Se l’immagine degli italiani in Svizzera è per lo più positiva, e la comunità è vista come esempio d’integrazione, è grazie soprattutto alla generazione degli stagionali, che negli anni Sessanta ha dovuto battersi contro discriminazione e razzismo. Ancora oggi i “vecchi migranti” rappresentano un sostegno importante per i nuovi arrivati. I contatti si fanno però per lo più tramite la propria rete sociale, amici o famigliari, e non attraverso le organizzazioni culturali tradizionali, che non sembrano più rispondere ai bisogni dei giovani.
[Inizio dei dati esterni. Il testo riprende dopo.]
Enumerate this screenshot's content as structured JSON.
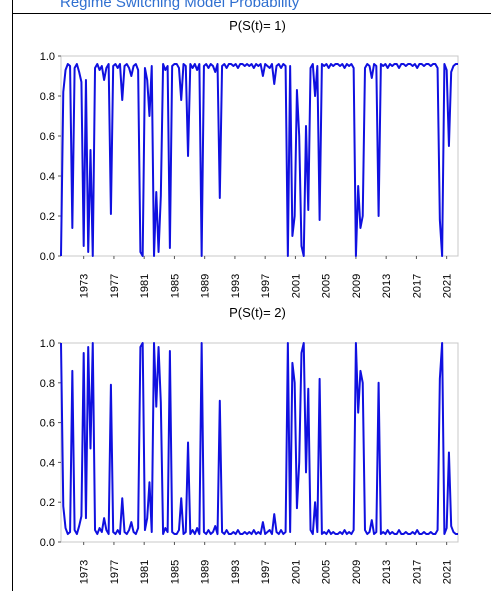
{
  "page": {
    "cropped_caption": "Regime Switching Model Probability"
  },
  "chart_data": [
    {
      "type": "line",
      "title": "P(S(t)= 1)",
      "xlabel": "",
      "ylabel": "",
      "ylim": [
        0.0,
        1.0
      ],
      "xlim": [
        1970,
        2022.5
      ],
      "yticks": [
        0.0,
        0.2,
        0.4,
        0.6,
        0.8,
        1.0
      ],
      "ytick_labels": [
        "0.0",
        "0.2",
        "0.4",
        "0.6",
        "0.8",
        "1.0"
      ],
      "xticks": [
        "1973",
        "1977",
        "1981",
        "1985",
        "1989",
        "1993",
        "1997",
        "2001",
        "2005",
        "2009",
        "2013",
        "2017",
        "2021"
      ],
      "grid": false,
      "color": "#1010e0",
      "series": [
        {
          "x": [
            1970.0,
            1970.3,
            1970.6,
            1970.9,
            1971.2,
            1971.5,
            1971.8,
            1972.1,
            1972.4,
            1972.7,
            1973.0,
            1973.3,
            1973.6,
            1973.9,
            1974.2,
            1974.5,
            1974.8,
            1975.1,
            1975.4,
            1975.7,
            1976.0,
            1976.3,
            1976.6,
            1976.9,
            1977.2,
            1977.5,
            1977.8,
            1978.1,
            1978.4,
            1978.7,
            1979.0,
            1979.3,
            1979.6,
            1979.9,
            1980.2,
            1980.5,
            1980.8,
            1981.1,
            1981.4,
            1981.7,
            1982.0,
            1982.3,
            1982.6,
            1982.9,
            1983.2,
            1983.5,
            1983.8,
            1984.1,
            1984.4,
            1984.7,
            1985.0,
            1985.3,
            1985.6,
            1985.9,
            1986.2,
            1986.5,
            1986.8,
            1987.1,
            1987.4,
            1987.7,
            1988.0,
            1988.3,
            1988.6,
            1988.9,
            1989.2,
            1989.5,
            1989.8,
            1990.1,
            1990.4,
            1990.7,
            1991.0,
            1991.3,
            1991.6,
            1991.9,
            1992.2,
            1992.5,
            1992.8,
            1993.1,
            1993.4,
            1993.7,
            1994.0,
            1994.3,
            1994.6,
            1994.9,
            1995.2,
            1995.5,
            1995.8,
            1996.1,
            1996.4,
            1996.7,
            1997.0,
            1997.3,
            1997.6,
            1997.9,
            1998.2,
            1998.5,
            1998.8,
            1999.1,
            1999.4,
            1999.7,
            2000.0,
            2000.3,
            2000.6,
            2000.9,
            2001.2,
            2001.5,
            2001.8,
            2002.1,
            2002.4,
            2002.7,
            2003.0,
            2003.3,
            2003.6,
            2003.9,
            2004.2,
            2004.5,
            2004.8,
            2005.1,
            2005.4,
            2005.7,
            2006.0,
            2006.3,
            2006.6,
            2006.9,
            2007.2,
            2007.5,
            2007.8,
            2008.1,
            2008.4,
            2008.7,
            2009.0,
            2009.3,
            2009.6,
            2009.9,
            2010.2,
            2010.5,
            2010.8,
            2011.1,
            2011.4,
            2011.7,
            2012.0,
            2012.3,
            2012.6,
            2012.9,
            2013.2,
            2013.5,
            2013.8,
            2014.1,
            2014.4,
            2014.7,
            2015.0,
            2015.3,
            2015.6,
            2015.9,
            2016.2,
            2016.5,
            2016.8,
            2017.1,
            2017.4,
            2017.7,
            2018.0,
            2018.3,
            2018.6,
            2018.9,
            2019.2,
            2019.5,
            2019.8,
            2020.1,
            2020.4,
            2020.7,
            2021.0,
            2021.3,
            2021.6,
            2021.9,
            2022.2,
            2022.5
          ],
          "y": [
            0.0,
            0.82,
            0.93,
            0.96,
            0.95,
            0.14,
            0.94,
            0.96,
            0.92,
            0.87,
            0.05,
            0.88,
            0.02,
            0.53,
            0.0,
            0.94,
            0.96,
            0.93,
            0.95,
            0.88,
            0.94,
            0.96,
            0.21,
            0.95,
            0.96,
            0.94,
            0.96,
            0.78,
            0.95,
            0.96,
            0.94,
            0.9,
            0.95,
            0.96,
            0.93,
            0.02,
            0.0,
            0.94,
            0.88,
            0.7,
            0.95,
            0.0,
            0.32,
            0.02,
            0.3,
            0.96,
            0.93,
            0.95,
            0.04,
            0.95,
            0.96,
            0.96,
            0.94,
            0.78,
            0.96,
            0.95,
            0.5,
            0.96,
            0.94,
            0.96,
            0.93,
            0.96,
            0.0,
            0.95,
            0.96,
            0.94,
            0.96,
            0.95,
            0.92,
            0.96,
            0.29,
            0.95,
            0.96,
            0.94,
            0.96,
            0.96,
            0.95,
            0.96,
            0.94,
            0.96,
            0.96,
            0.95,
            0.96,
            0.95,
            0.96,
            0.94,
            0.96,
            0.95,
            0.96,
            0.9,
            0.96,
            0.95,
            0.94,
            0.96,
            0.86,
            0.95,
            0.96,
            0.94,
            0.96,
            0.95,
            0.0,
            0.95,
            0.1,
            0.2,
            0.83,
            0.6,
            0.05,
            0.0,
            0.65,
            0.23,
            0.94,
            0.96,
            0.8,
            0.95,
            0.18,
            0.96,
            0.95,
            0.96,
            0.94,
            0.96,
            0.95,
            0.96,
            0.96,
            0.95,
            0.96,
            0.94,
            0.96,
            0.95,
            0.96,
            0.94,
            0.0,
            0.35,
            0.14,
            0.2,
            0.94,
            0.96,
            0.95,
            0.89,
            0.96,
            0.95,
            0.2,
            0.96,
            0.95,
            0.96,
            0.94,
            0.96,
            0.95,
            0.96,
            0.96,
            0.94,
            0.96,
            0.96,
            0.95,
            0.96,
            0.96,
            0.95,
            0.96,
            0.94,
            0.96,
            0.96,
            0.95,
            0.96,
            0.96,
            0.95,
            0.96,
            0.96,
            0.94,
            0.18,
            0.0,
            0.96,
            0.93,
            0.55,
            0.92,
            0.95,
            0.96,
            0.96
          ]
        }
      ]
    },
    {
      "type": "line",
      "title": "P(S(t)= 2)",
      "xlabel": "",
      "ylabel": "",
      "ylim": [
        0.0,
        1.0
      ],
      "xlim": [
        1970,
        2022.5
      ],
      "yticks": [
        0.0,
        0.2,
        0.4,
        0.6,
        0.8,
        1.0
      ],
      "ytick_labels": [
        "0.0",
        "0.2",
        "0.4",
        "0.6",
        "0.8",
        "1.0"
      ],
      "xticks": [
        "1973",
        "1977",
        "1981",
        "1985",
        "1989",
        "1993",
        "1997",
        "2001",
        "2005",
        "2009",
        "2013",
        "2017",
        "2021"
      ],
      "grid": false,
      "color": "#1010e0",
      "series": [
        {
          "x": [
            1970.0,
            1970.3,
            1970.6,
            1970.9,
            1971.2,
            1971.5,
            1971.8,
            1972.1,
            1972.4,
            1972.7,
            1973.0,
            1973.3,
            1973.6,
            1973.9,
            1974.2,
            1974.5,
            1974.8,
            1975.1,
            1975.4,
            1975.7,
            1976.0,
            1976.3,
            1976.6,
            1976.9,
            1977.2,
            1977.5,
            1977.8,
            1978.1,
            1978.4,
            1978.7,
            1979.0,
            1979.3,
            1979.6,
            1979.9,
            1980.2,
            1980.5,
            1980.8,
            1981.1,
            1981.4,
            1981.7,
            1982.0,
            1982.3,
            1982.6,
            1982.9,
            1983.2,
            1983.5,
            1983.8,
            1984.1,
            1984.4,
            1984.7,
            1985.0,
            1985.3,
            1985.6,
            1985.9,
            1986.2,
            1986.5,
            1986.8,
            1987.1,
            1987.4,
            1987.7,
            1988.0,
            1988.3,
            1988.6,
            1988.9,
            1989.2,
            1989.5,
            1989.8,
            1990.1,
            1990.4,
            1990.7,
            1991.0,
            1991.3,
            1991.6,
            1991.9,
            1992.2,
            1992.5,
            1992.8,
            1993.1,
            1993.4,
            1993.7,
            1994.0,
            1994.3,
            1994.6,
            1994.9,
            1995.2,
            1995.5,
            1995.8,
            1996.1,
            1996.4,
            1996.7,
            1997.0,
            1997.3,
            1997.6,
            1997.9,
            1998.2,
            1998.5,
            1998.8,
            1999.1,
            1999.4,
            1999.7,
            2000.0,
            2000.3,
            2000.6,
            2000.9,
            2001.2,
            2001.5,
            2001.8,
            2002.1,
            2002.4,
            2002.7,
            2003.0,
            2003.3,
            2003.6,
            2003.9,
            2004.2,
            2004.5,
            2004.8,
            2005.1,
            2005.4,
            2005.7,
            2006.0,
            2006.3,
            2006.6,
            2006.9,
            2007.2,
            2007.5,
            2007.8,
            2008.1,
            2008.4,
            2008.7,
            2009.0,
            2009.3,
            2009.6,
            2009.9,
            2010.2,
            2010.5,
            2010.8,
            2011.1,
            2011.4,
            2011.7,
            2012.0,
            2012.3,
            2012.6,
            2012.9,
            2013.2,
            2013.5,
            2013.8,
            2014.1,
            2014.4,
            2014.7,
            2015.0,
            2015.3,
            2015.6,
            2015.9,
            2016.2,
            2016.5,
            2016.8,
            2017.1,
            2017.4,
            2017.7,
            2018.0,
            2018.3,
            2018.6,
            2018.9,
            2019.2,
            2019.5,
            2019.8,
            2020.1,
            2020.4,
            2020.7,
            2021.0,
            2021.3,
            2021.6,
            2021.9,
            2022.2,
            2022.5
          ],
          "y": [
            1.0,
            0.18,
            0.07,
            0.04,
            0.05,
            0.86,
            0.06,
            0.04,
            0.08,
            0.13,
            0.95,
            0.12,
            0.98,
            0.47,
            1.0,
            0.06,
            0.04,
            0.07,
            0.05,
            0.12,
            0.06,
            0.04,
            0.79,
            0.05,
            0.04,
            0.06,
            0.04,
            0.22,
            0.05,
            0.04,
            0.06,
            0.1,
            0.05,
            0.04,
            0.07,
            0.98,
            1.0,
            0.06,
            0.12,
            0.3,
            0.05,
            1.0,
            0.68,
            0.98,
            0.7,
            0.04,
            0.07,
            0.05,
            0.96,
            0.05,
            0.04,
            0.04,
            0.06,
            0.22,
            0.04,
            0.05,
            0.5,
            0.04,
            0.06,
            0.04,
            0.07,
            0.04,
            1.0,
            0.05,
            0.04,
            0.06,
            0.04,
            0.05,
            0.08,
            0.04,
            0.71,
            0.05,
            0.04,
            0.06,
            0.04,
            0.04,
            0.05,
            0.04,
            0.06,
            0.04,
            0.04,
            0.05,
            0.04,
            0.05,
            0.04,
            0.06,
            0.04,
            0.05,
            0.04,
            0.1,
            0.04,
            0.05,
            0.06,
            0.04,
            0.14,
            0.05,
            0.04,
            0.06,
            0.04,
            0.05,
            1.0,
            0.05,
            0.9,
            0.8,
            0.17,
            0.4,
            0.95,
            1.0,
            0.35,
            0.77,
            0.06,
            0.04,
            0.2,
            0.05,
            0.82,
            0.04,
            0.05,
            0.04,
            0.06,
            0.04,
            0.05,
            0.04,
            0.04,
            0.05,
            0.04,
            0.06,
            0.04,
            0.05,
            0.04,
            0.06,
            1.0,
            0.65,
            0.86,
            0.8,
            0.06,
            0.04,
            0.05,
            0.11,
            0.04,
            0.05,
            0.8,
            0.04,
            0.05,
            0.04,
            0.06,
            0.04,
            0.05,
            0.04,
            0.04,
            0.06,
            0.04,
            0.04,
            0.05,
            0.04,
            0.04,
            0.05,
            0.04,
            0.06,
            0.04,
            0.04,
            0.05,
            0.04,
            0.04,
            0.05,
            0.04,
            0.04,
            0.06,
            0.82,
            1.0,
            0.04,
            0.07,
            0.45,
            0.08,
            0.05,
            0.04,
            0.04
          ]
        }
      ]
    }
  ]
}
Anche perché Zurigo trabocca di italianità e ad unire gli italiani all’estero non è più tanto lo statuto di “emigrato”, ma gli interessi culturali, sociali o politici.

Fortemente ancorati alle loro radici, i giovani intervistati sentono la mancanza dell’Italia e di quelle piccole cose che a volte scaldano il cuore: sole, mare, cibo e una cultura condivisa. La maggior parte però non contempla la possibilità di rientrare, o per lo meno non a corto termine. Pinuccia Rustico, che come gli altri due ricercatori ha origini italiane, afferma: “Il progetto di ritorno che era tipico delle vecchie generazioni giunte in Svizzera cinquanta anni fa non è più così presente. Il progetto migratorio non è più qualcosa di statico: resto qui, finché ho costruito casa al paese e poi ritorno. I giovani oggi si sentono più cittadini europei, non pianificano ancora un rientro in patria, piuttosto il prossimo viaggio”.